🤖 AI Summary
This work addresses the challenge of limited performance in deep learning for computer-aided design (CAD) due to the scarcity of real-world annotated data. The authors propose a data-efficient learning paradigm that leverages pre-trained foundation models without requiring fine-tuning. By formulating CAD learning as a knowledge completion and calibration task, they integrate structured domain knowledge—such as textbooks and tutorials—with the capabilities of foundation models through a novel knowledge-guided concept completion mechanism and a few-shot latent space calibration technique. This approach drastically reduces reliance on large-scale labeled datasets, achieving 92.6% accuracy with only 250 samples and 95.8% with 1,000 samples—performance comparable to or exceeding that of existing methods requiring an order of magnitude more data—thereby establishing a new pathway for data-efficient CAD learning.
📝 Abstract
Deep learning in computer-aided design (CAD) remains fundamentally constrained by the data scarcity challenge: authentic CAD data is difficult to collect at scale, while synthetic data may not faithfully reflect real design practice.
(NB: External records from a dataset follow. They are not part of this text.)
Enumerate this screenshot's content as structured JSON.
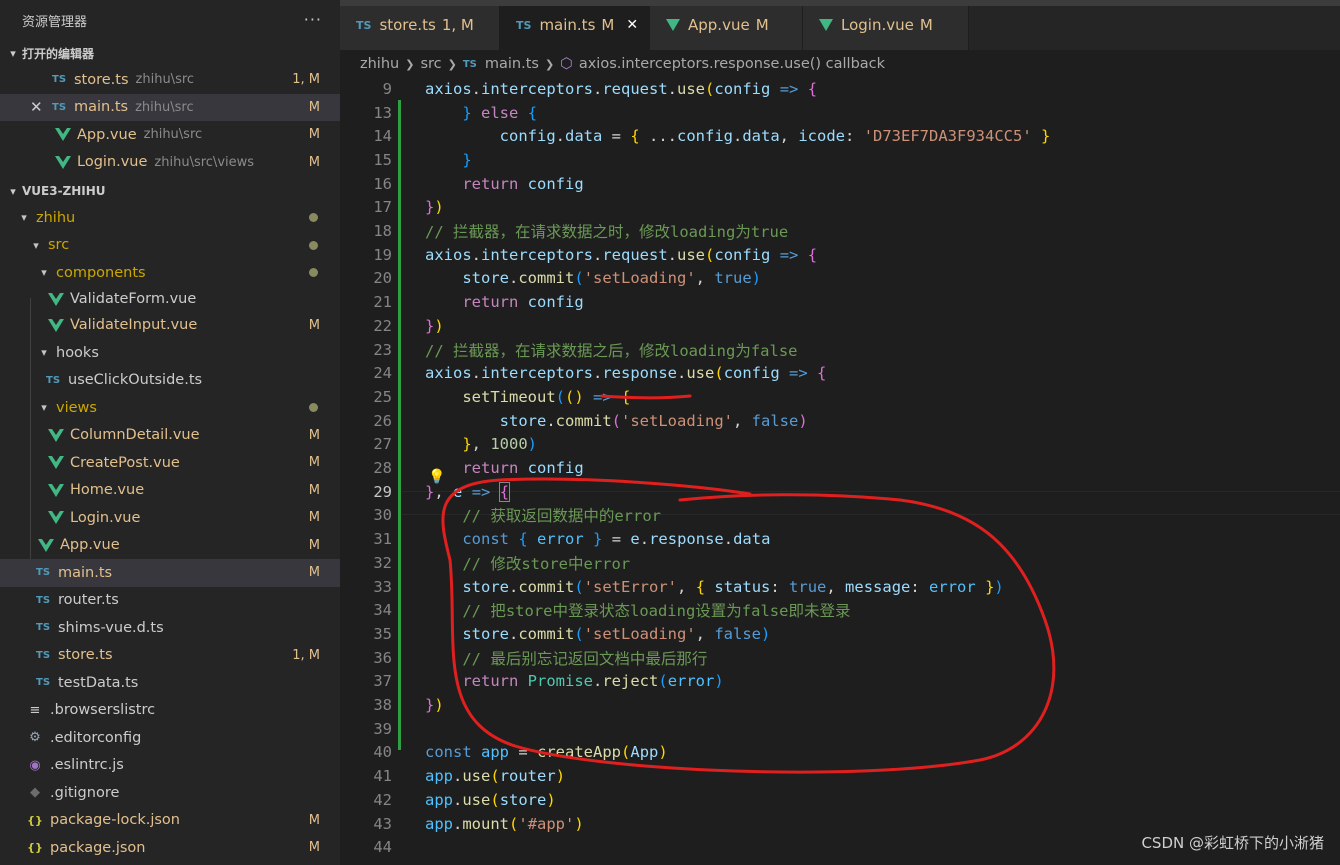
{
  "sidebar": {
    "title": "资源管理器",
    "more": "···",
    "open_editors": {
      "header": "打开的编辑器",
      "items": [
        {
          "type": "TS",
          "name": "store.ts",
          "path": "zhihu\\src",
          "status": "1, M",
          "icon": "ts-icon"
        },
        {
          "type": "TS",
          "name": "main.ts",
          "path": "zhihu\\src",
          "status": "M",
          "icon": "ts-icon",
          "close": "✕"
        },
        {
          "type": "vue",
          "name": "App.vue",
          "path": "zhihu\\src",
          "status": "M",
          "icon": "vue-icon"
        },
        {
          "type": "vue",
          "name": "Login.vue",
          "path": "zhihu\\src\\views",
          "status": "M",
          "icon": "vue-icon"
        }
      ]
    },
    "project": {
      "header": "VUE3-ZHIHU",
      "tree": [
        {
          "label": "zhihu",
          "kind": "folder"
        },
        {
          "label": "src",
          "kind": "folder"
        },
        {
          "label": "components",
          "kind": "folder"
        },
        {
          "label": "ValidateForm.vue",
          "kind": "vue"
        },
        {
          "label": "ValidateInput.vue",
          "kind": "vue",
          "status": "M"
        },
        {
          "label": "hooks",
          "kind": "folder"
        },
        {
          "label": "useClickOutside.ts",
          "kind": "ts"
        },
        {
          "label": "views",
          "kind": "folder"
        },
        {
          "label": "ColumnDetail.vue",
          "kind": "vue",
          "status": "M"
        },
        {
          "label": "CreatePost.vue",
          "kind": "vue",
          "status": "M"
        },
        {
          "label": "Home.vue",
          "kind": "vue",
          "status": "M"
        },
        {
          "label": "Login.vue",
          "kind": "vue",
          "status": "M"
        },
        {
          "label": "App.vue",
          "kind": "vue",
          "status": "M"
        },
        {
          "label": "main.ts",
          "kind": "ts",
          "status": "M"
        },
        {
          "label": "router.ts",
          "kind": "ts"
        },
        {
          "label": "shims-vue.d.ts",
          "kind": "ts"
        },
        {
          "label": "store.ts",
          "kind": "ts",
          "status": "1, M"
        },
        {
          "label": "testData.ts",
          "kind": "ts"
        },
        {
          "label": ".browserslistrc",
          "kind": "lines"
        },
        {
          "label": ".editorconfig",
          "kind": "gear"
        },
        {
          "label": ".eslintrc.js",
          "kind": "eslint"
        },
        {
          "label": ".gitignore",
          "kind": "git"
        },
        {
          "label": "package-lock.json",
          "kind": "json",
          "status": "M"
        },
        {
          "label": "package.json",
          "kind": "json",
          "status": "M"
        }
      ]
    }
  },
  "tabs": [
    {
      "type": "TS",
      "label": "store.ts",
      "status": "1, M"
    },
    {
      "type": "TS",
      "label": "main.ts",
      "status": "M",
      "close": "✕"
    },
    {
      "type": "vue",
      "label": "App.vue",
      "status": "M"
    },
    {
      "type": "vue",
      "label": "Login.vue",
      "status": "M"
    }
  ],
  "breadcrumb": {
    "p1": "zhihu",
    "p2": "src",
    "ts": "TS",
    "p3": "main.ts",
    "p4": "axios.interceptors.response.use() callback"
  },
  "editor": {
    "line_numbers": [
      "9",
      "13",
      "14",
      "15",
      "16",
      "17",
      "18",
      "19",
      "20",
      "21",
      "22",
      "23",
      "24",
      "25",
      "26",
      "27",
      "28",
      "29",
      "30",
      "31",
      "32",
      "33",
      "34",
      "35",
      "36",
      "37",
      "38",
      "39",
      "40",
      "41",
      "42",
      "43",
      "44"
    ],
    "lines": {
      "l9_a": "axios",
      "l9_b": "interceptors",
      "l9_c": "request",
      "l9_d": "use",
      "l9_e": "config",
      "l13_a": "else",
      "l14_a": "config",
      "l14_b": "data",
      "l14_c": "config",
      "l14_d": "data",
      "l14_e": "icode",
      "l14_f": "'D73EF7DA3F934CC5'",
      "l16_a": "return",
      "l16_b": "config",
      "l18": "// 拦截器，在请求数据之时，修改loading为true",
      "l19_a": "axios",
      "l19_b": "interceptors",
      "l19_c": "request",
      "l19_d": "use",
      "l19_e": "config",
      "l20_a": "store",
      "l20_b": "commit",
      "l20_c": "'setLoading'",
      "l20_d": "true",
      "l21_a": "return",
      "l21_b": "config",
      "l23": "// 拦截器，在请求数据之后，修改loading为false",
      "l24_a": "axios",
      "l24_b": "interceptors",
      "l24_c": "response",
      "l24_d": "use",
      "l24_e": "config",
      "l25_a": "setTimeout",
      "l26_a": "store",
      "l26_b": "commit",
      "l26_c": "'setLoading'",
      "l26_d": "false",
      "l27_a": "1000",
      "l28_a": "return",
      "l28_b": "config",
      "l29_a": "e",
      "l30": "// 获取返回数据中的error",
      "l31_a": "const",
      "l31_b": "error",
      "l31_c": "e",
      "l31_d": "response",
      "l31_e": "data",
      "l32": "// 修改store中error",
      "l33_a": "store",
      "l33_b": "commit",
      "l33_c": "'setError'",
      "l33_d": "status",
      "l33_e": "true",
      "l33_f": "message",
      "l33_g": "error",
      "l34": "// 把store中登录状态loading设置为false即未登录",
      "l35_a": "store",
      "l35_b": "commit",
      "l35_c": "'setLoading'",
      "l35_d": "false",
      "l36": "// 最后别忘记返回文档中最后那行",
      "l37_a": "return",
      "l37_b": "Promise",
      "l37_c": "reject",
      "l37_d": "error",
      "l40_a": "const",
      "l40_b": "app",
      "l40_c": "createApp",
      "l40_d": "App",
      "l41_a": "app",
      "l41_b": "use",
      "l41_c": "router",
      "l42_a": "app",
      "l42_b": "use",
      "l42_c": "store",
      "l43_a": "app",
      "l43_b": "mount",
      "l43_c": "'#app'"
    }
  },
  "watermark": "CSDN @彩虹桥下的小淅猪",
  "colors": {
    "background": "#1e1e1e",
    "sidebar": "#252526",
    "modified": "#e2c08d",
    "vue_green": "#41b883",
    "ts_blue": "#519aba",
    "annotation_red": "#e0201f"
  }
}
Rather than pursuing ever-larger CAD datasets, this paper alternatively treats CAD learning as a knowledge completion and calibration problem. It introduces KDH-CAD, a knowledge-data hybrid framework that integrates pretrained knowledge in foundation models, structured domain knowledge from textbooks/tutorials, and a very small amount of labeled CAD data. Domain knowledge is used to elicit and complete CAD-relevant concepts that are weakly expressed or under-represented in pretrained foundation models, while labeled CAD data calibrates these concepts in the latent space to account for task-specific geometric variability, without fine-tuning the foundation model. Experiments on real-world mechanical part classification show that KDH-CAD achieves strong performance in low-data regimes, reaching 92.6\% accuracy with only 250 training samples, 95.8\% with 1,000 samples, and continuing to improve with additional data. This matches or exceeds state-of-the-art performance that typically requires an order of magnitude more data. These results suggest that combining pretrained foundation models with structured domain knowledge can substantially reduce reliance on large-scale CAD datasets, providing a principled and practical direction for data-efficient CAD learning.